Mezun olur olmaz tutkusunun peşinden giderek New York’ta bulunan Culinary Institute of America’da soluğu alıyor:
“Çok keyifli, ancak çok zorluydu. Orada iyi bir damağa sahip olduğumu fark ettim, bu coğrafyada yetiştiğim için çok şanslıydım. İyi bir zeytinyağı Amerika’ya yeni yeni giriyorken ben, kalbinde büyümüştüm; hazır çorbalardan bin yıl önce bu topraklarda tarhana yapılıyordu.”
Aşçılık okulunda okurken Google’dan “dünyanın en iyi aşçıları”nı listeletiyor. Serüvenci ruhu, tutkusu onu New York’tan Tokyo’ya dünyanın pek çok ülkesinde bu aşçıların Michelin yıldızlı restoranlarına sürüklüyor. Farklı teknikler öğreniyor, tecrübeler kazanıyor. Sonrasında İstanbul’a dönüyor. Şu anda Mersin’de… Eşi Mersinli, yeni oğulları olmuş. Türkiye’ye döndüğü yılları şöyle anlatıyor:
“Cahil, tecrübesiz, amatör, genç ama heyecanlı biri olarak 2014 sonlarında İstanbul Nupera’da Tabla isimli ilk restoranımı açtım. Anarşinin dünyada ve Türkiye’de arttığı bir yıldı, Taksim’e kimse gelmiyordu, biz de elimizde olmayan bu koşullar nedeniyle kapatmak zorunda kaldık.”
Yeniden yurtdışına stajyer olarak Kopenhag’a Noma’ya gidiyor:
“Ben, hayatta kadere ve şansa çok inanırım. Üçüncü günümdü, şöyle bir şey oldu: Mangaldaki çocuk bir anda her şeyi bırakarak çıkıp gitti. René Redzepi Türkleri çok seviyor, ‘sen Türk’sün mangalı anlarsın’ dedi ve beni başına getirdi.”

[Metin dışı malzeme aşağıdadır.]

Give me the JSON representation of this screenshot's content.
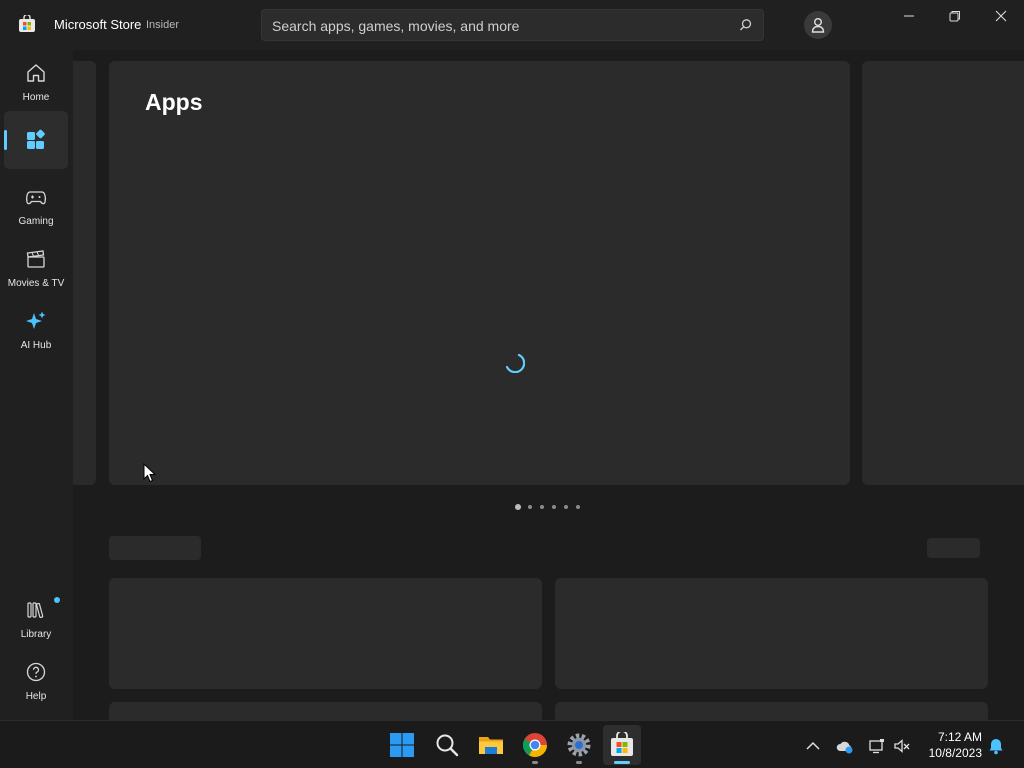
{
  "app": {
    "title": "Microsoft Store",
    "badge": "Insider"
  },
  "search": {
    "placeholder": "Search apps, games, movies, and more"
  },
  "sidebar": {
    "items": [
      {
        "label": "Home",
        "icon": "home-icon"
      },
      {
        "label": "",
        "icon": "apps-icon",
        "active": true
      },
      {
        "label": "Gaming",
        "icon": "gamepad-icon"
      },
      {
        "label": "Movies & TV",
        "icon": "clapperboard-icon"
      },
      {
        "label": "AI Hub",
        "icon": "sparkle-icon"
      }
    ],
    "bottom": [
      {
        "label": "Library",
        "icon": "library-icon",
        "has_notification": true
      },
      {
        "label": "Help",
        "icon": "help-icon"
      }
    ]
  },
  "hero": {
    "title": "Apps",
    "carousel_pages": 6,
    "current_page": 1
  },
  "taskbar": {
    "apps": [
      "start-icon",
      "search-icon",
      "file-explorer-icon",
      "chrome-icon",
      "settings-icon",
      "store-icon"
    ],
    "time": "7:12 AM",
    "date": "10/8/2023"
  },
  "colors": {
    "accent": "#60cdff",
    "background": "#1c1c1c",
    "card": "#2b2b2b"
  }
}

Dokuz ay Noma’da çalıştıktan sonra yeni durak Japonya oluyor:
“O yıllarda dünyanın yükselen restoranları hep Japonya’dan çıkıyordu, ben de merak ettim, iki Michelin yıldızlı bir restoranda çalışmaya başladım” diyor, ancak Japonya serüveni de çok sürmüyor ve Türkiye’ye dönüyor. “Yolum Kaya Demirer ile kesişti. Bana göre Türkiye’nin iyi okullarından biridir Kaya, beni ben yapan en önemli isimlerdendir. Hem abi kardeş olarak görüşürüz hem de kariyerime yön verirken mentorluk açısından her kararım öncesi danışırım” diye anlatıyor.
Melih Demirel, şefleri sanatçılara benzetiyor:
“Müzisyenlerden, ressamlardan hiçbir farkları yok. O insanlar nasıl eserlerine tecrübelerini aktarıyorsa biz de tabaklarımıza aktarıyoruz, tuvalimiz hazırladığımız tabaklar.”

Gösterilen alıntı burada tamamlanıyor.